- DVD cover
- Greek: Μαριχουάνα Στοπ
- Directed by: Giannis Dalianidis
- Written by: Giannis Dalianidis
- Produced by: Finos Film
- Starring: Martha Karagianni
- Music by: Mimis Plessas
- Production company: Finos Film
- Release date: 1 March 1971;
- Running time: 89 minutes
- Country: Greece
- Language: Greek

= Marijuana Stop! =

Marijuana Stop! (Μαριχουάνα Stop) is a 1971 film starring Zoe Laskari and Martha Karagianni. The film deals with the hippie culture and its perception in Greek society as drug-using.

== Plot ==

Hippocrates (Chronis Exarchakos) lives in an old mansion in Plaka, renting the basement of the house to Despina (Martha Karagianni), who is in love with him.
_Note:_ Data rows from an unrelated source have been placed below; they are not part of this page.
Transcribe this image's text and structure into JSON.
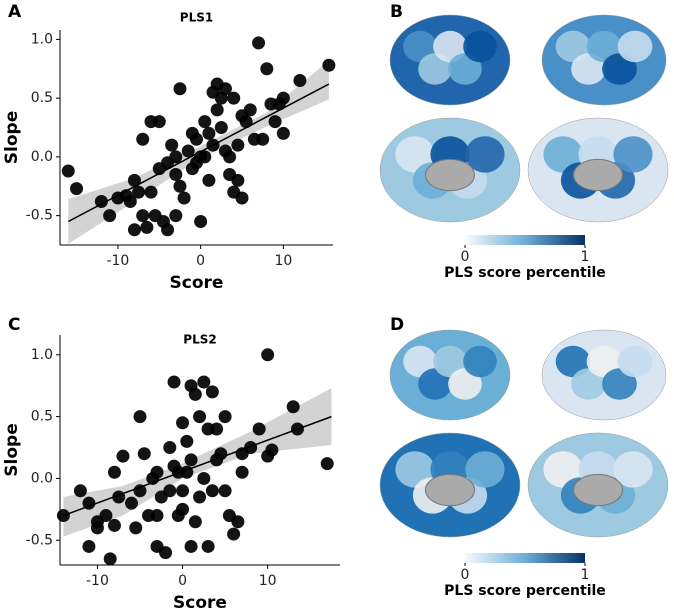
{
  "panel_labels": [
    "A",
    "B",
    "C",
    "D"
  ],
  "chart_data": [
    {
      "type": "scatter",
      "title": "PLS1",
      "x_label": "Score",
      "y_label": "Slope",
      "color": "#000000",
      "band_color": "#d3d3d3",
      "xlim": [
        -17,
        16
      ],
      "ylim": [
        -0.75,
        1.08
      ],
      "xticks": [
        -10,
        0,
        10
      ],
      "yticks": [
        -0.5,
        {
          "value": 0,
          "label": "0.0"
        },
        0.5,
        {
          "value": 1,
          "label": "1.0"
        }
      ],
      "x": [
        -16,
        -15,
        -12,
        -11,
        -10,
        -9,
        -8.5,
        -8,
        -7.5,
        -7,
        -6.5,
        -6,
        -5.5,
        -5,
        -5,
        -4.5,
        -4,
        -4,
        -3.5,
        -3,
        -3,
        -2.5,
        -2.5,
        -2,
        -1.5,
        -1,
        -1,
        -0.5,
        -0.5,
        0,
        0,
        0.5,
        0.5,
        1,
        1,
        1.5,
        1.5,
        2,
        2,
        2.5,
        2.5,
        3,
        3,
        3.5,
        3.5,
        4,
        4,
        4.5,
        4.5,
        5,
        5,
        5.5,
        6,
        6.5,
        7,
        7.5,
        8,
        8.5,
        9,
        9.5,
        10,
        10,
        12,
        15.5,
        -7,
        -6,
        -3,
        -8
      ],
      "y": [
        -0.12,
        -0.27,
        -0.38,
        -0.5,
        -0.35,
        -0.33,
        -0.38,
        -0.2,
        -0.3,
        -0.5,
        -0.6,
        -0.3,
        -0.5,
        -0.1,
        0.3,
        -0.55,
        -0.62,
        -0.05,
        0.1,
        -0.15,
        0,
        0.58,
        -0.25,
        -0.35,
        0.05,
        0.2,
        -0.1,
        0.15,
        -0.05,
        -0.55,
        0,
        0,
        0.3,
        0.2,
        -0.2,
        0.55,
        0.1,
        0.4,
        0.62,
        0.5,
        0.25,
        0.58,
        0.05,
        0,
        -0.15,
        0.5,
        -0.3,
        -0.2,
        0.1,
        -0.35,
        0.35,
        0.3,
        0.4,
        0.15,
        0.97,
        0.15,
        0.75,
        0.45,
        0.3,
        0.45,
        0.5,
        0.2,
        0.65,
        0.78,
        0.15,
        0.3,
        -0.5,
        -0.62
      ],
      "fit": {
        "x": [
          -16,
          15.5
        ],
        "y": [
          -0.55,
          0.62
        ]
      },
      "band": {
        "x": [
          -16,
          -8,
          0,
          8,
          15.5
        ],
        "lower": [
          -0.74,
          -0.38,
          -0.01,
          0.26,
          0.49
        ],
        "upper": [
          -0.36,
          -0.18,
          0.09,
          0.38,
          0.82
        ]
      }
    },
    {
      "type": "colorbar",
      "title": "PLS score percentile",
      "xlim": [
        0,
        1
      ],
      "xticks": [
        0,
        1
      ],
      "colors": [
        "#f7fbff",
        "#6baed6",
        "#08306b"
      ]
    },
    {
      "type": "scatter",
      "title": "PLS2",
      "x_label": "Score",
      "y_label": "Slope",
      "color": "#000000",
      "band_color": "#d3d3d3",
      "xlim": [
        -14.4,
        18.5
      ],
      "ylim": [
        -0.7,
        1.16
      ],
      "xticks": [
        -10,
        0,
        10
      ],
      "yticks": [
        -0.5,
        {
          "value": 0,
          "label": "0.0"
        },
        0.5,
        {
          "value": 1,
          "label": "1.0"
        }
      ],
      "x": [
        -14,
        -12,
        -11,
        -11,
        -10,
        -9,
        -8.5,
        -8,
        -8,
        -7.5,
        -7,
        -6,
        -5.5,
        -5,
        -5,
        -4.5,
        -4,
        -3.5,
        -3,
        -3,
        -2.5,
        -2,
        -1.5,
        -1.5,
        -1,
        -1,
        -0.5,
        -0.5,
        0,
        0,
        0,
        0.5,
        0.5,
        1,
        1,
        1.5,
        1.5,
        2,
        2,
        2.5,
        2.5,
        3,
        3,
        3.5,
        3.5,
        4,
        4,
        4.5,
        5,
        5,
        5.5,
        6,
        6.5,
        7,
        7,
        8,
        9,
        10,
        10,
        10.5,
        13,
        13.5,
        17,
        -3,
        1,
        -10
      ],
      "y": [
        -0.3,
        -0.1,
        -0.55,
        -0.2,
        -0.35,
        -0.3,
        -0.65,
        -0.38,
        0.05,
        -0.15,
        0.18,
        -0.2,
        -0.4,
        0.5,
        -0.1,
        0.2,
        -0.3,
        0,
        0.05,
        -0.55,
        -0.15,
        -0.6,
        0.25,
        -0.1,
        0.78,
        0.1,
        0.05,
        -0.3,
        -0.1,
        0.45,
        -0.25,
        0.05,
        0.3,
        -0.55,
        0.15,
        -0.35,
        0.68,
        0.5,
        -0.15,
        0.78,
        0,
        0.4,
        -0.55,
        0.7,
        -0.1,
        0.4,
        0.15,
        0.2,
        0.5,
        -0.1,
        -0.3,
        -0.45,
        -0.35,
        0.05,
        0.2,
        0.25,
        0.4,
        0.18,
        1,
        0.23,
        0.58,
        0.4,
        0.12,
        -0.3,
        0.75,
        -0.4
      ],
      "fit": {
        "x": [
          -14,
          17.5
        ],
        "y": [
          -0.3,
          0.5
        ]
      },
      "band": {
        "x": [
          -14,
          -7,
          0,
          8,
          17.5
        ],
        "lower": [
          -0.47,
          -0.3,
          0,
          0.2,
          0.27
        ],
        "upper": [
          -0.15,
          -0.06,
          0.12,
          0.38,
          0.73
        ]
      }
    },
    {
      "type": "colorbar",
      "title": "PLS score percentile",
      "xlim": [
        0,
        1
      ],
      "xticks": [
        0,
        1
      ],
      "colors": [
        "#f7fbff",
        "#6baed6",
        "#08306b"
      ]
    }
  ]
}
His cousin, Achilles (Vangelis Seilinos), and his girlfriend, Polina (Maria Ioannidou), want to turn the house into a nightclub, while Hippocrates wants to sell it. Not knowing what to decide, they wait for their other cousin, Kaiti (Zoe Laskari), to return from London where she lives, so that the fate of the house can be decided. Kaiti arrives with the young man Giorgos (Giorgos Pantzas), whom she met on the plane. The next day, she goes to his office and discovers his affair with the Frenchwoman Georgette (Eleni Anousaki). She decides to ignore him, but George besieges her and decides to make her jealous. So, she meets with Melita (Miranda Zafeiropoulou), a rich lady who is in love with the singer Tolis Voskopoulos, whom she also wants to make jealous. Meanwhile, Despina is simultaneously plotting the same trick, to make Hippocrates jealous.

== Cast ==
- Martha Karagianni as Despoina
- Zoe Laskari as Kaiti Lagopoulou
- Giorgos Pantzas as Giorgos Kehagias
- Tolis Voskopoulos as himself
- Chronis Exarhakos as Ippocratis
- Kostas Kafasis as Spyros
- Miranda Zafeiropoulou as Melita Kamvisi
- Eleni Anousaki as Georgette
- Dimitra Seremeti-Papachristou as Zozo
- Nikol Kokkinou as Maria

== Production ==
The film is an adaptation of the eponymous stage musical, with which Zoe Laskari made her debut at the Bournelli Theatre.

== Release ==
The film was first shown in cinemas on 1 March 1971. Selling 312,260 tickets, it ranked 12th out of 87 films of the same season. It was also released on DVD on 11 April 2006.